Suzhou Children’s Hospital
(images via: archdaily)
This wave-shaped proposal for the Suzhou Children’s Hospital in China incorporates a large colorful panel reminiscent of a kite which ‘floats’ over the garden and play areas. Architecture practice HKS envision a peaceful place that will ease the stress of young patients and their families. The hospital will include 600 beds, outpatient clinics, 14 operating rooms and a full-service emergency department as well as research space and staff housing, and will be highly accessible via mass transit. All patient rooms face south for maximum exposure to the sun and can be opened to the breeze off the sea, as the Chinese consider access to nature essential in healing.
Mobile Hospital Made of Semi-Trailers
(images via: hord coplan macht)
Bringing Western medicine to third-world countries in need, particularly in the aftermath of a disaster, could be a lot easier if this mobile hospital concept by Hord Coplan Macht + Spevco catches on. The design is made up of 58 semi-trailers that contain 48 patient beds in addition to operating rooms, imaging, surgical suites, pharmacies, labs and even a gift shop. The whole 55,380-square-foot complex could be disassembled, moved and re-assembled within two weeks.
New Santa Lucia University General Hospital
(images via: casasolo.es)
CASA sólo arquitectos have designed the new Santa Lucia University General Hospital in Murcia, Spain, a complex that includes not only a teaching hospital but also spaces for sports, leisure and shopping. A geometric shade covering characterizes the exterior, reaching from the main volume of the hospital over the shops and sports facilities to an external sidewalk. Patient rooms, which are located along the ‘spine’ of the design, look out onto a two-level rooftop garden which is located above diagnostic and outpatient units.
Ubuntu Center by Field Architecture
(images via: fieldarchitecture.com)
The $6 million Ubuntu Center, which feeds 2,000 children per day and provides holistic care to 3,500 patients, has helped uplift the South African community of Zwide Township. California-based Field Architecture made the Ubuntu Center an even more positive addition to the town by using locally-sourced materials and incorporating green features like renewable energy and passive cooling and heating. The thick concrete walls keep the internal temperature stable, and carefully placed vented windows circulate air. The building also includes a rooftop garden irrigated with graywater.
Rehabilitation Center Groot Klimmendaal
(images via: dezeen)
Located in a serene Dutch forest, the Rehabilitation Center Groot Klimmendaal by Architectenbureau Koen van Velson was among six projects shortlisted for the 2011 Mies Van Der Rohe Award, the European Prize for Contemporary Architecture. Inside are clinics, offices, sports facilities, a swimming pool, a restaurant and a theater. With reflective glass windows and neutral anodized aluminum cladding, the building is meant to blend into its natural surroundings. The design stresses natural light and the healing power of connection to the outdoors. “The design ambition was not to create a centre with the appearance of a health building but a building as a part of its surroundings and the community.”

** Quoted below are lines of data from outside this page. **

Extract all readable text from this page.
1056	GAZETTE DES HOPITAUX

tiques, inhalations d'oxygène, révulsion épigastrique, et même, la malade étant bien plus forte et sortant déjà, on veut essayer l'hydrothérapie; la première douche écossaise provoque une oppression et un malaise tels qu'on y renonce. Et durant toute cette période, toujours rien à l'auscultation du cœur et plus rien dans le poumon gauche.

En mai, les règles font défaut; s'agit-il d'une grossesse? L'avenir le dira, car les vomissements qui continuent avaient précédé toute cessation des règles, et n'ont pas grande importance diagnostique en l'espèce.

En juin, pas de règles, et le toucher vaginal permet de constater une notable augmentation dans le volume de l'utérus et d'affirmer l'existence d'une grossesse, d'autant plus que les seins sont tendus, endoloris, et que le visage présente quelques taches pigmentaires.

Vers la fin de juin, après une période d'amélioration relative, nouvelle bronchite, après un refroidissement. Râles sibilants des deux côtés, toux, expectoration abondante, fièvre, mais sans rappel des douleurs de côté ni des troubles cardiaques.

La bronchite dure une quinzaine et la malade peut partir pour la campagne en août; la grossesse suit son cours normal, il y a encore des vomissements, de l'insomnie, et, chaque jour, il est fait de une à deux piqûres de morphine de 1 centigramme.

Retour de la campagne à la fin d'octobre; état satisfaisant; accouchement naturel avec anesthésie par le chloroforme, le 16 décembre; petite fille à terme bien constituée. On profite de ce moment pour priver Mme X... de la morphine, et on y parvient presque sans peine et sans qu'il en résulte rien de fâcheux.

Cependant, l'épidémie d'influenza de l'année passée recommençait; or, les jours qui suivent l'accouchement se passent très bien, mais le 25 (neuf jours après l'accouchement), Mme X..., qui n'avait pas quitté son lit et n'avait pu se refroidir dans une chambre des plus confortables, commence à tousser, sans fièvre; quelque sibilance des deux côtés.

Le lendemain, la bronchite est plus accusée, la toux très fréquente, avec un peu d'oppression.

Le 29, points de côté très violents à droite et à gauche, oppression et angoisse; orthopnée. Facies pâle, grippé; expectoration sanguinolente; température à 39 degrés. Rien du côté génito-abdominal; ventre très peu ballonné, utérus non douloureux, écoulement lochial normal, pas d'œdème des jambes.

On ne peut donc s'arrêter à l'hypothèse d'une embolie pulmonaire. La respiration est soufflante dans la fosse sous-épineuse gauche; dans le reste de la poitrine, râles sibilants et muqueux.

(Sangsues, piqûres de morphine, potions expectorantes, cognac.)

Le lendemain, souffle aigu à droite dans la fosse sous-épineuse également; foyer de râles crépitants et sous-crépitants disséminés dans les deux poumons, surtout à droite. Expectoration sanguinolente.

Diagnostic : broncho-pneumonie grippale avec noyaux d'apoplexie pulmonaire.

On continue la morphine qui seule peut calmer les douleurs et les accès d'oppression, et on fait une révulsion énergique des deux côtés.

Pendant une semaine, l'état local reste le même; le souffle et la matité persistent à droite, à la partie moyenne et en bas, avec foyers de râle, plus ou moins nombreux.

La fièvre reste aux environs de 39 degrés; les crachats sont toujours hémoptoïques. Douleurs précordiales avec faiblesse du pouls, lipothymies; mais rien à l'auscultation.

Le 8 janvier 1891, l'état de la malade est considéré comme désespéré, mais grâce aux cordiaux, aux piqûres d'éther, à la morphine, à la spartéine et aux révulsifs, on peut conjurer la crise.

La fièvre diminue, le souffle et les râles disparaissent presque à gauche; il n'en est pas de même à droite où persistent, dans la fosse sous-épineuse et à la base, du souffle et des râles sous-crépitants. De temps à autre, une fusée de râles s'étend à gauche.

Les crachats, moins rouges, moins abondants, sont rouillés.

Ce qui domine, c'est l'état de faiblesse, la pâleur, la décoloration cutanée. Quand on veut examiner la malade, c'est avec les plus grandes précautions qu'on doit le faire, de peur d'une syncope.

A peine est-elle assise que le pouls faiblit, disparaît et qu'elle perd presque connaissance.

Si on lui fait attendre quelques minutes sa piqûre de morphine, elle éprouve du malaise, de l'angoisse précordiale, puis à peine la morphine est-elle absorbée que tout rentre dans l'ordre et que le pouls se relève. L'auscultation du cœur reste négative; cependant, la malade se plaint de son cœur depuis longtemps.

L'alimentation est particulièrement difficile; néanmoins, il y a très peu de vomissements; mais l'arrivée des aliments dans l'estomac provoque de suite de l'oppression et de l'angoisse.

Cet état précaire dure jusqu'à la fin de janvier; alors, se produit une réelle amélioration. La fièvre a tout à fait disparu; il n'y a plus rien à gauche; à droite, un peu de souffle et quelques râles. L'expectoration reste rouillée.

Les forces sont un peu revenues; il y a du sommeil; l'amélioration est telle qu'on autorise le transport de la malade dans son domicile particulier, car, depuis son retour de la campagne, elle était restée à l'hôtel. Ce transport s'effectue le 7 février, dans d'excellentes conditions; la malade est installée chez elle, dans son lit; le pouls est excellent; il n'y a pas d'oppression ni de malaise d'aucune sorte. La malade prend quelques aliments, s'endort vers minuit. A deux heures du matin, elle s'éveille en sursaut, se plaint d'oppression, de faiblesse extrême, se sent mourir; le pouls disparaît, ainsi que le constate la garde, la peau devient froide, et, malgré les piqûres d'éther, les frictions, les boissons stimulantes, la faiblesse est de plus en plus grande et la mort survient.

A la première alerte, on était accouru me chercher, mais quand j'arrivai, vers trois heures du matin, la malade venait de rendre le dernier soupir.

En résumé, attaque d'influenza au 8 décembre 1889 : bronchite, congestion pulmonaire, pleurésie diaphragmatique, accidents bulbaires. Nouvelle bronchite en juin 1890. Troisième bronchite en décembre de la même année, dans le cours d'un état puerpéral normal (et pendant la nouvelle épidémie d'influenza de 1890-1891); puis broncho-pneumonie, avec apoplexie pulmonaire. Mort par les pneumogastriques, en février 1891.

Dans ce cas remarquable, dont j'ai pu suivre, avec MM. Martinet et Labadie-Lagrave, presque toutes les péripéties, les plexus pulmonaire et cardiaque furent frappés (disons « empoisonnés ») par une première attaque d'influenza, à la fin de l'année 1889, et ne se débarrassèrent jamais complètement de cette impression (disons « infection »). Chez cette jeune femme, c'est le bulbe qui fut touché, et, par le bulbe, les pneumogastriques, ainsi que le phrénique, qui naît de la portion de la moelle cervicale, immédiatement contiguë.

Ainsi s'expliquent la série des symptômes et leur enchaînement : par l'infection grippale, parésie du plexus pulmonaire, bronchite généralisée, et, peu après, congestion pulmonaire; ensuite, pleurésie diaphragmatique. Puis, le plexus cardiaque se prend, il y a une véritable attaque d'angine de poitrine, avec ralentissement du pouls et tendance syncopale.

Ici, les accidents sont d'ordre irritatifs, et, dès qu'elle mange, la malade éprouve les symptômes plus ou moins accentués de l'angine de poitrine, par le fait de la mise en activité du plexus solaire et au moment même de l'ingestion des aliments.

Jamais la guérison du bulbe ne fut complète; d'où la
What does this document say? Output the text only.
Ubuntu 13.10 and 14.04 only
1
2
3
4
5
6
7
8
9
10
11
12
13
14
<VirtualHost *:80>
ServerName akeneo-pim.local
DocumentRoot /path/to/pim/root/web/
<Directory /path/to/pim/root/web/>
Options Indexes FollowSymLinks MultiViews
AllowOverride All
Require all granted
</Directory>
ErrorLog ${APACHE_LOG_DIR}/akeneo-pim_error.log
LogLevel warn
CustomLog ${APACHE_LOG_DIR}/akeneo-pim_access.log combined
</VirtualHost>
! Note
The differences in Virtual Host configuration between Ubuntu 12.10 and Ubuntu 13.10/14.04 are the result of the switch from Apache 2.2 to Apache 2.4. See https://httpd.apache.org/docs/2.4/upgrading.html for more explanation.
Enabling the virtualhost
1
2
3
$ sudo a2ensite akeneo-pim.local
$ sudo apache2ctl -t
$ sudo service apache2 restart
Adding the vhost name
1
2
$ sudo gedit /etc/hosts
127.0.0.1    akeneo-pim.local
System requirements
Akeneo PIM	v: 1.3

Pictou Landing Health Center
(images via: e-architect.co.uk)
With its flowing contours and warm wood construction, the Pictou Landing Health Center looks more like a farm building than a medical complex. Located in a Mi’kmaq First Nation fishing community in coastal Nova Scotia, the health center design has a structural system made of small-diameter spruce trees that are shaped while green by members of the community. This building technique connects the center to the historic indigenous traditions of house and lodge construction.